The only people who can do HGH testing properly are those who are running WADA labs, and have the reagents supplied by WADA, Catlin said. That works. That’s what any sport testing for HGH, that’s legitimate and is useful, will do. But you have to be a WADA-accredited lab to get the reagents. They’re hard to come by.

A flawed process that ends up with the right outcome is still a flawed process. If the issues Fowlkes raised are true – samples not saved, lab inadequate to the complex test, etc – then the UFC’s admirable efforts are going to need significant further refinement.

One of the concerns brought up by Fowlkes was the lack of an appeal process. UFC president Dana White has announced that a third party arbitrator will be available to contest the suspension.

I’m glad I’m able to appeal and am very confident, said Le to Lance Pugmire for the LA Times. The facts are out there. If the right test had been done, this would have never happened. This is new to everyone — to the UFC, obviously — and I’m happy to now have the chance I deserve to appeal after taking a pounding and getting called a cheater by people who’ve never researched my career or taken note that it was spotless before this.

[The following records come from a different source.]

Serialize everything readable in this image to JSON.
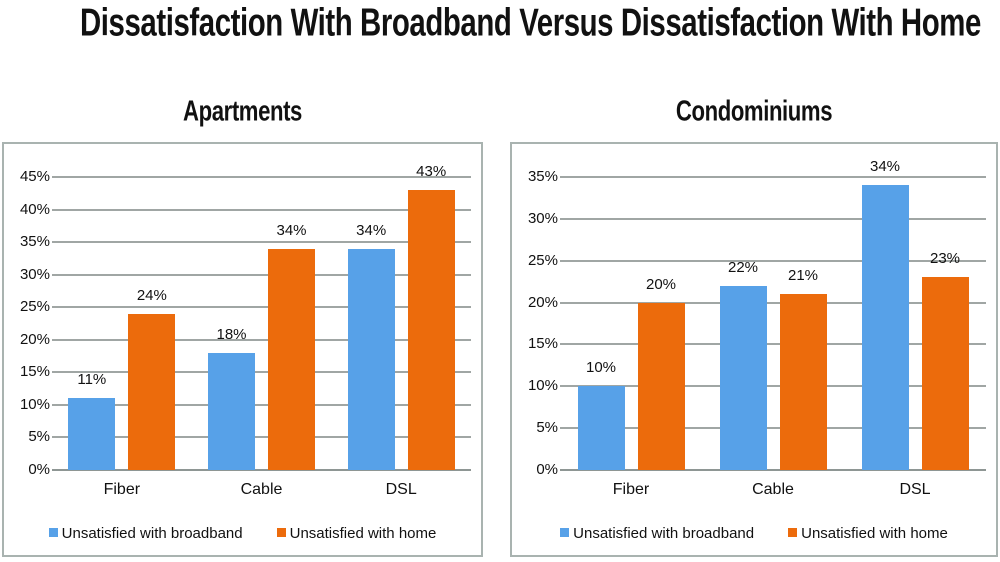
{
  "page": {
    "title": "Dissatisfaction With Broadband Versus Dissatisfaction With Home"
  },
  "colors": {
    "broadband": "#57a1e8",
    "home": "#ec6b0c",
    "gridline": "#a0a6a4",
    "axis_line": "#8e9694",
    "panel_border": "#a9b3b0",
    "text": "#111111"
  },
  "chart_data": [
    {
      "type": "bar",
      "title": "Apartments",
      "categories": [
        "Fiber",
        "Cable",
        "DSL"
      ],
      "series": [
        {
          "name": "Unsatisfied with broadband",
          "color_key": "broadband",
          "values": [
            11,
            18,
            34
          ]
        },
        {
          "name": "Unsatisfied with home",
          "color_key": "home",
          "values": [
            24,
            34,
            43
          ]
        }
      ],
      "value_suffix": "%",
      "axis": {
        "min": 0,
        "max": 45,
        "step": 5,
        "tick_suffix": "%"
      },
      "grid": true,
      "legend_position": "bottom"
    },
    {
      "type": "bar",
      "title": "Condominiums",
      "categories": [
        "Fiber",
        "Cable",
        "DSL"
      ],
      "series": [
        {
          "name": "Unsatisfied with broadband",
          "color_key": "broadband",
          "values": [
            10,
            22,
            34
          ]
        },
        {
          "name": "Unsatisfied with home",
          "color_key": "home",
          "values": [
            20,
            21,
            23
          ]
        }
      ],
      "value_suffix": "%",
      "axis": {
        "min": 0,
        "max": 35,
        "step": 5,
        "tick_suffix": "%"
      },
      "grid": true,
      "legend_position": "bottom"
    }
  ]
}
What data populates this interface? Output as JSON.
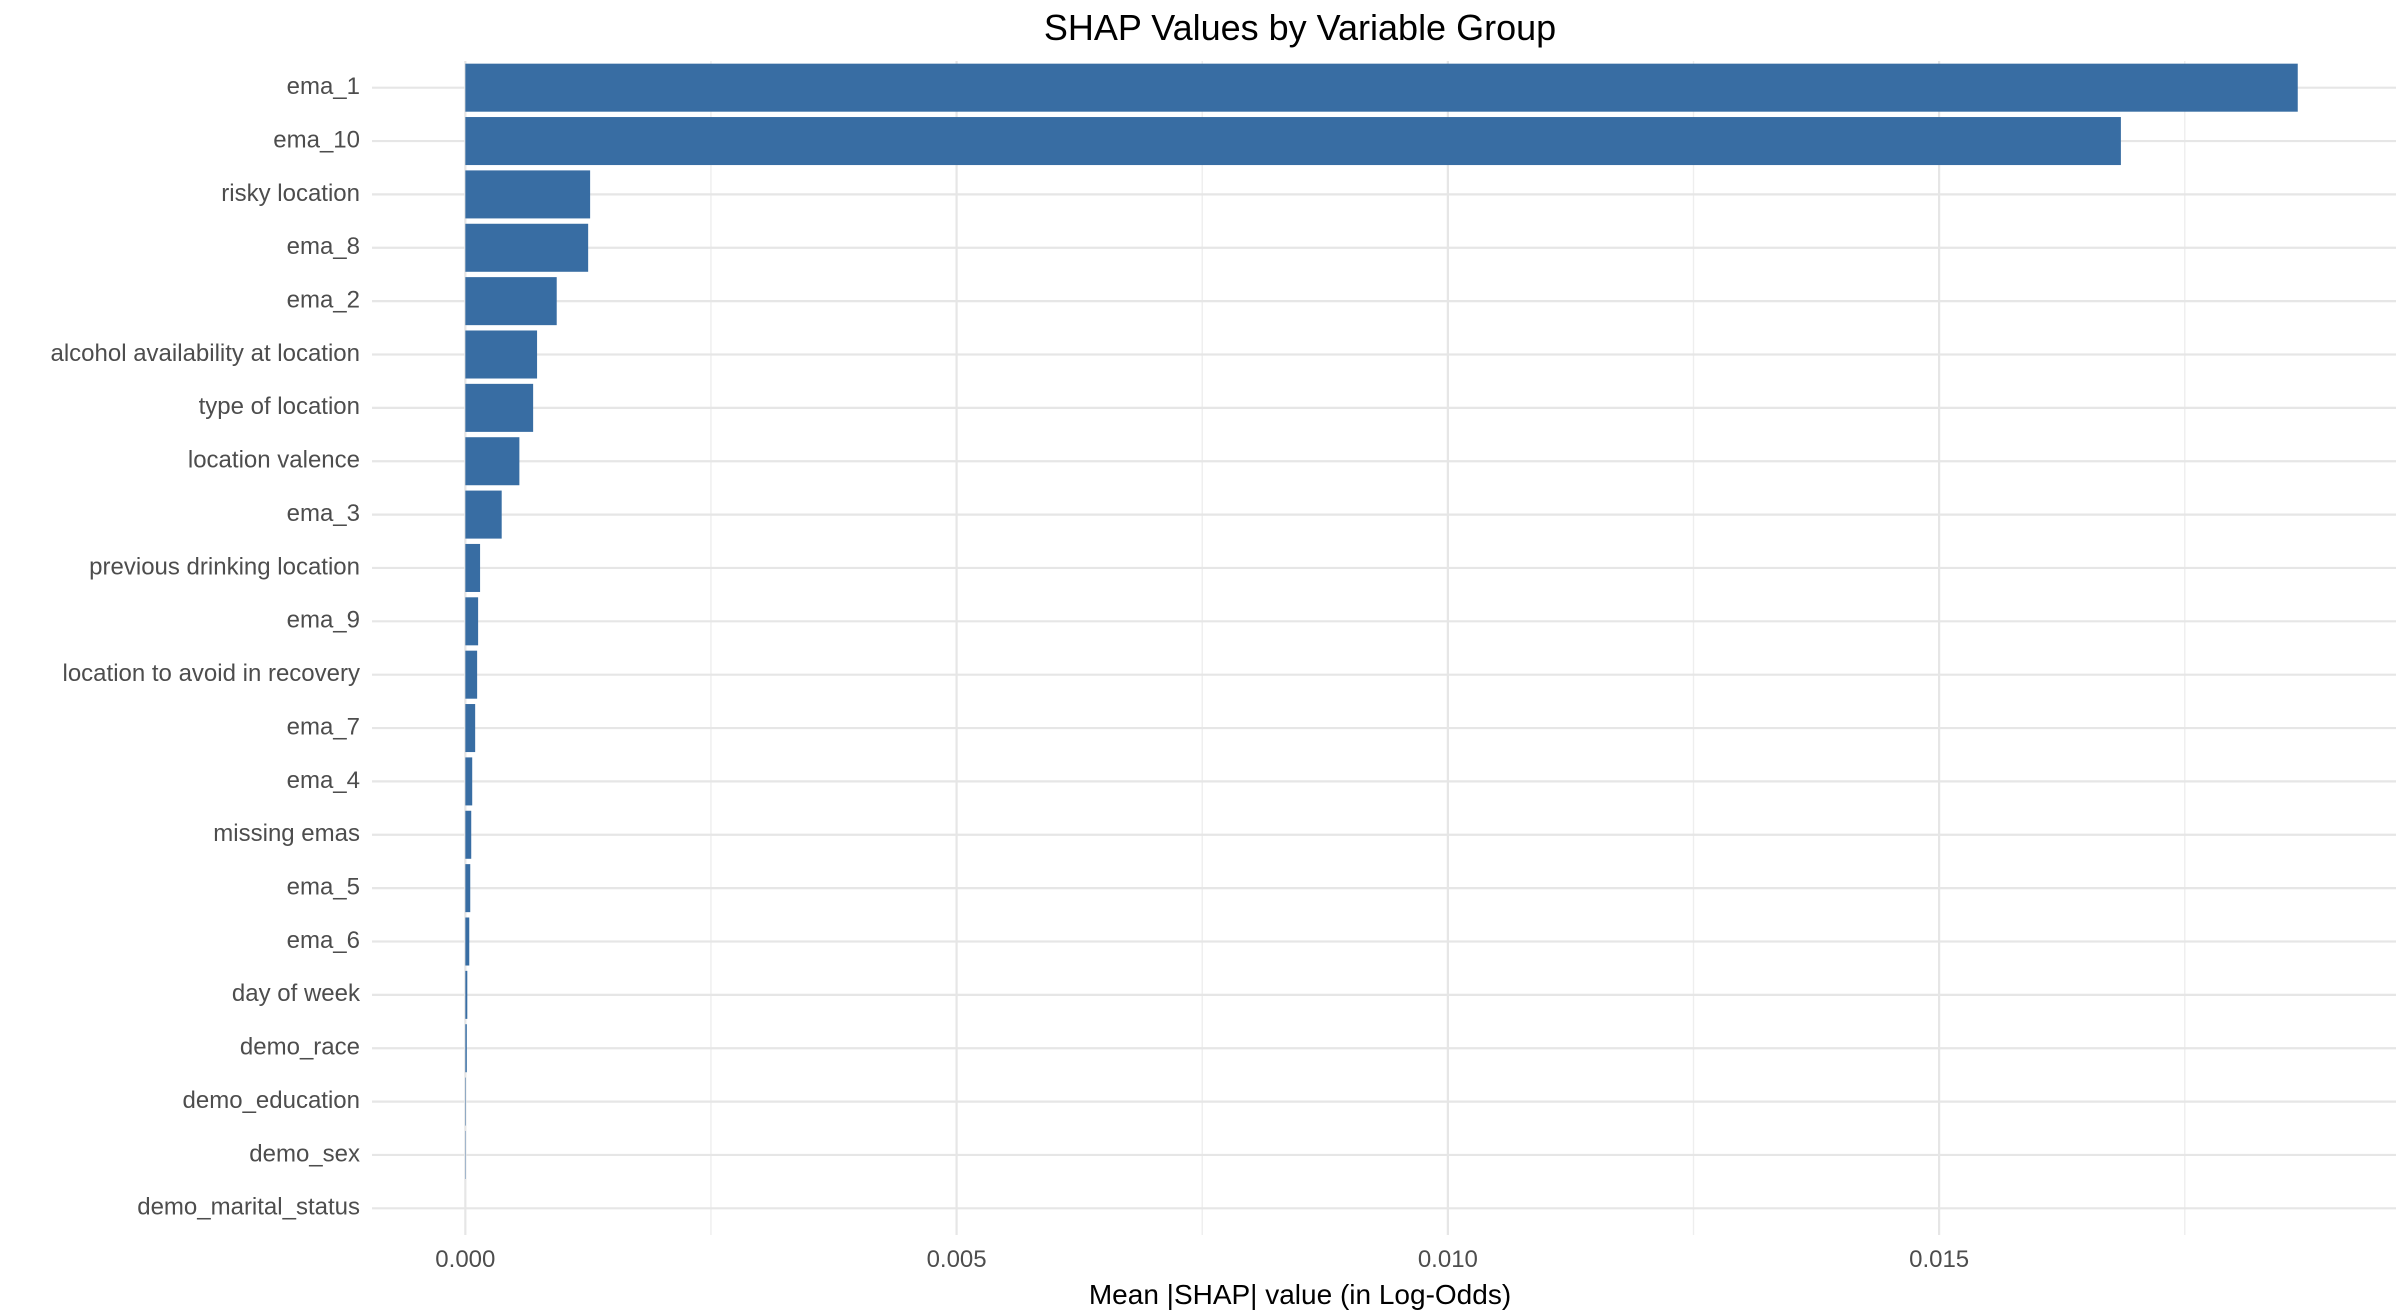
{
  "chart_data": {
    "type": "bar",
    "orientation": "horizontal",
    "title": "SHAP Values by Variable Group",
    "xlabel": "Mean |SHAP| value (in Log-Odds)",
    "ylabel": "",
    "xlim": [
      -0.00095,
      0.01965
    ],
    "x_ticks": [
      0.0,
      0.005,
      0.01,
      0.015
    ],
    "x_tick_labels": [
      "0.000",
      "0.005",
      "0.010",
      "0.015"
    ],
    "grid": true,
    "legend": "none",
    "bar_color": "#386da3",
    "categories": [
      "ema_1",
      "ema_10",
      "risky location",
      "ema_8",
      "ema_2",
      "alcohol availability at location",
      "type of location",
      "location valence",
      "ema_3",
      "previous drinking location",
      "ema_9",
      "location to avoid in recovery",
      "ema_7",
      "ema_4",
      "missing emas",
      "ema_5",
      "ema_6",
      "day of week",
      "demo_race",
      "demo_education",
      "demo_sex",
      "demo_marital_status"
    ],
    "values": [
      0.01865,
      0.01685,
      0.00127,
      0.00125,
      0.00093,
      0.00073,
      0.00069,
      0.00055,
      0.00037,
      0.00015,
      0.00013,
      0.00012,
      0.0001,
      7e-05,
      6e-05,
      5e-05,
      4e-05,
      2e-05,
      1.5e-05,
      5e-06,
      4e-06,
      0.0
    ]
  }
}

My levels were high because I was in recovery mode (he reported that the sample was taken 15 mins after the fight). They pull me into the drug testing room, telling me to test. I’m bleeding all over the place and they haven’t started stitching me up yet. They clean me up a little … I had three cuts on my face. The lady starts sticking me, having a hard time finding a vein. I look down, a stream of blood is flying off my arm. My urine was completely bloody because of my eye injury, I had bruised ribs … you think the body wouldn’t be under stress?

Le reiterated in the interview that his physique was due to training, proper nutrition, and an injury free camp.